Even now as I sit and start to write this entry, the backspace key becomes my best friend.  Write a line, erase it, start again and it repeats.  Yes I have been betrayed, it is nothing new it has been the path of my life. One after another, each one for different reasons so they state but the reality is the energy, the pain, anger, humiliation and eventual acceptance and moving on are all the same.  My story is not so different from others that I have listened to or observed over the years, with me it is only more difficult because I always know it is coming, and yet I charge ahead anyway, for some reason there is a part of me that won`t walk away until the other person has done it completely.  I have been struggling with this realization and why I do this for some time, part of me wondered if I was acting like the rubber neckers on the highways that can`t seem to stop looking at that train wreck on the other side until they actually crash into someone else or if there was a larger reason that I allow this behaviour to continue.  You may think that statement of "I allow" is a bit grand or over the top like I have some control over this but yes ultimately I do, and yet I don't change and I keep going and allowing it over and over, why?

Am I just one of those people that enjoys being hurt? well no, I can honestly tell you that I do not enjoy being hurt, feeling like my heart has been ripped out and stomped on is not one of my things to aspire to, but yet I probably face it more than anyone I know, and most times in almost virtual silence.  Part of me thinks I learn something from each incident, promising myself that next time I won't let one of "those" types in again, but then well it happens again.  This last time was particularly difficult and enlightening at the same time, it came about in the same way, someone that on the surface appears honest, strong, believable and in the end showed the same cracks in their foundation leading to the ultimate moment of betrayal, the difference this time was my reaction.  I didn't dwell on the actual situation or the person for that matter, it really was different.....that lack of reaction actually alarmed me.  I started to wonder if I had somehow reached a point of climitization of a sort, a very strange term in this kind of situation but yet it makes sense in my mother tongue.....that scared me, had I finally reached the point where my heart could not feel the loss of another person in my life and was I now facing an odd kind of coldness in it's place? this is the question I have been grappling with for the last month.

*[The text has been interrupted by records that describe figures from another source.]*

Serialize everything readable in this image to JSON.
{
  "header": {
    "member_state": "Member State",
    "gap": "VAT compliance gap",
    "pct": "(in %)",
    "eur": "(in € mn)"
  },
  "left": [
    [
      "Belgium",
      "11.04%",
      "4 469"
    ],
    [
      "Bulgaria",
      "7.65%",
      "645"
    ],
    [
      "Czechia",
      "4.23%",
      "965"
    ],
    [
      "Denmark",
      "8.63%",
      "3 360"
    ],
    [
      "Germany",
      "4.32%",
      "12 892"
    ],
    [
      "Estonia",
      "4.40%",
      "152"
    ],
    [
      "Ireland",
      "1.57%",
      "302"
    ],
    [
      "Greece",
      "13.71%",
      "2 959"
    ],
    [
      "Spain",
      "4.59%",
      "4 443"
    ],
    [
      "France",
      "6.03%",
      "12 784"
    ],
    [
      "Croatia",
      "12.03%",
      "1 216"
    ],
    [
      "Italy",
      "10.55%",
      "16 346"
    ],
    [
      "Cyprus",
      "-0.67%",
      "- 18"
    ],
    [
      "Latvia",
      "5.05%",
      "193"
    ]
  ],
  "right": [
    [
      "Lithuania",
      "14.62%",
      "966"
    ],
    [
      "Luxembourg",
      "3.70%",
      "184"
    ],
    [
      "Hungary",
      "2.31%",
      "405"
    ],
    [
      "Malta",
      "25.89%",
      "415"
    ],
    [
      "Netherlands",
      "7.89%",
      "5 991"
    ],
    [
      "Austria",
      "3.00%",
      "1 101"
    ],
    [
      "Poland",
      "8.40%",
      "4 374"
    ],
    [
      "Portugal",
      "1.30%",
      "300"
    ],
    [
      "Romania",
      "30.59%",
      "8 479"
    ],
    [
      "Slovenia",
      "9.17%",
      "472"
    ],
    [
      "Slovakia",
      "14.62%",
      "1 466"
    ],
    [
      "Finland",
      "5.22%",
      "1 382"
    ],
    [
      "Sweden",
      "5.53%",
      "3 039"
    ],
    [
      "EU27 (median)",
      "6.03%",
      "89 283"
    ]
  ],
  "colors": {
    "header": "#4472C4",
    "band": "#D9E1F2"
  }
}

I had to look deep, be honest with myself, and admit yes a part of me had reached a level of acceptance in this path of mine, I will run into many that will betray me, it is not really my karma or whatever else you want to call it, it is theirs.......after all these years and the constant hardships and realities I have faced I have learnt to stand strong no matter what, I do not feel ashamed of this, I know they come into my life, I know I give loyalty, friendship and honesty and I know also that their own ability to either face that in themselves or run from their own reflection will be their deciding factor in their crossroads with me, betrayal or loyalty......  Believe it or not with me there is always hope after betrayal, some of my closest relationships have endured and been strengthened by the ensuing healing, but that is something that both parties must be willing to participate openly and honestly in......not a task for the weak hearted......call me whatever you want for knowing this simple truth about myself and part of my purpose here on this earth, judge me if you will, those that get close enough and pass the test know the truth....in the end with me it always ends the same way either you show the beauty that radiates from within or you walk off holding onto your shadow tighter than you did when you met me....go in love, one day you will walk my path, one day you will feel the weight of responsibility on your own chest, I pray for you now and then......

This was my let go moment, my truth, my release.......I will deal more with betrayal at different levels of relationship but for now this is enough......Blessed Friday the 13th for allowing this release in me....Blessings to the Divine energy that flows through me and in all of us....and Blessings to you for reading this and being a part of my life.....Blessed Be.